To study in Paris is especially meaningful for a saxophonist, he said, because that is where the saxophone was invented and where the first conservatory class in saxophone was held, in the early 1900s. It is also an important center for contemporary art music, which is what Wegehaupt is particularly interested in.

 

“Twentieth- and 21st-century contemporary music is what I am most involved in,” he said. “I want to keep moving music forward. Changing, evolving and progressing is what is most important to me.”

 

“David is a tremendous talent—a 4.0 student who learns so quickly and loves music and the arts,” Sampen said. “He has been planning and preparing for this Fulbright opportunity for over two years.
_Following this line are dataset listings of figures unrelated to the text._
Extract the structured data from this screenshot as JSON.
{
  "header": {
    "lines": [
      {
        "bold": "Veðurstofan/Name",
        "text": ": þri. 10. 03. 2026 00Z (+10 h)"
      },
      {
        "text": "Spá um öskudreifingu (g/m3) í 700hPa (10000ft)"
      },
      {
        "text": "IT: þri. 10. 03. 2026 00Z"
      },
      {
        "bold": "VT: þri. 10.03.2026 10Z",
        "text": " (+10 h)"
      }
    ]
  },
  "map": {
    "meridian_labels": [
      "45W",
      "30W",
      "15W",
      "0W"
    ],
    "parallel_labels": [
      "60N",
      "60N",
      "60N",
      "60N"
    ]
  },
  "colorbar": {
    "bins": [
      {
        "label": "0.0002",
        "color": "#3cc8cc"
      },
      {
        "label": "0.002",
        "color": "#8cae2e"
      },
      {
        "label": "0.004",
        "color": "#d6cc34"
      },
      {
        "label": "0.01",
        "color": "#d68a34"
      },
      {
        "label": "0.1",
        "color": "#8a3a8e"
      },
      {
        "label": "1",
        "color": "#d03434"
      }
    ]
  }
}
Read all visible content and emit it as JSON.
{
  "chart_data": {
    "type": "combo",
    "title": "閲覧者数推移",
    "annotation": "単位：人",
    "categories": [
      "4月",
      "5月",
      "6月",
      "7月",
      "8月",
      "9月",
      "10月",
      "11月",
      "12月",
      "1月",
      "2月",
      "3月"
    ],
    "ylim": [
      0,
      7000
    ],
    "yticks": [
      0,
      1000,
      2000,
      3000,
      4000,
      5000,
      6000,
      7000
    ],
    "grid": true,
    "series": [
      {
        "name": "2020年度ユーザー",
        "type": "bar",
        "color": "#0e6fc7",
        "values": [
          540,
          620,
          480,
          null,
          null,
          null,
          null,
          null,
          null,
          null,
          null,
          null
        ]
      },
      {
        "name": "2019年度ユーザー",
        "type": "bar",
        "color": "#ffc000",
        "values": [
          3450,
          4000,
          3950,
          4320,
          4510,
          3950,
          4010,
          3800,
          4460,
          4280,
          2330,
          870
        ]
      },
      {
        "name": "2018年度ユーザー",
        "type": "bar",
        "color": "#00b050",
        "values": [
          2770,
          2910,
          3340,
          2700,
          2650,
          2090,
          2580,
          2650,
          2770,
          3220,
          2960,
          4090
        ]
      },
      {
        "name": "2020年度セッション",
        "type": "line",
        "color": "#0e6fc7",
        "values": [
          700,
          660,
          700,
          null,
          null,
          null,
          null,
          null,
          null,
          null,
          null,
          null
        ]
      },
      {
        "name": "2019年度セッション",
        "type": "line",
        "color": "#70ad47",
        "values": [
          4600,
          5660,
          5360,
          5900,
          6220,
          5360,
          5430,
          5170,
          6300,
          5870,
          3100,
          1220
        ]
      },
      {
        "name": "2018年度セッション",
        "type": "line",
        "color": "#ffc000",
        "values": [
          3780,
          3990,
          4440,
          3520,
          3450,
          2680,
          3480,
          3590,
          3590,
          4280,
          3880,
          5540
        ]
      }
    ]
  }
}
In our saxophone lessons we have frequently discussed his interest and need to study in France. As a result, he has undertaken the appropriate preparatory steps in learning French, consulting with other Fulbright winners, undertaking preliminary trips abroad, contacting major world-class saxophonists and preparing professional-quality audition solos and recordings.”

 

An important part of the preparation involved writing two essays. Wegehaupt said Regan was a “really great editor of my essays. We must have gone through 20 drafts of each essay, and she helped me write the best essays I could write.”

 

Once in Paris, in addition to his classes with Goury, he said he is most looking forward to having virtually uninterrupted practice time. “I plan to spend about eight hours a day playing and practicing,” he said. As a student at BGSU, he was pressed to get in four hours a day when combined with school and his other activities, which included being a radio announcer and music director for WBGU-FM and a recording engineer. “David is frequently requested for producing recitals and recordings,” Sampen said. This summer, in preparation for going to Paris, he plans to study French, give saxophone lessons and spend as much time as possible practicing. “I want to be playing my best when I get there,” he said.

 

“What I particularly enjoy about David is his terrific energy and his consuming interest in playing the saxophone,” Sampen added. “He has wonderful musical taste (particularly in new music) and a natural affinity for expressing himself through the medium of sound.”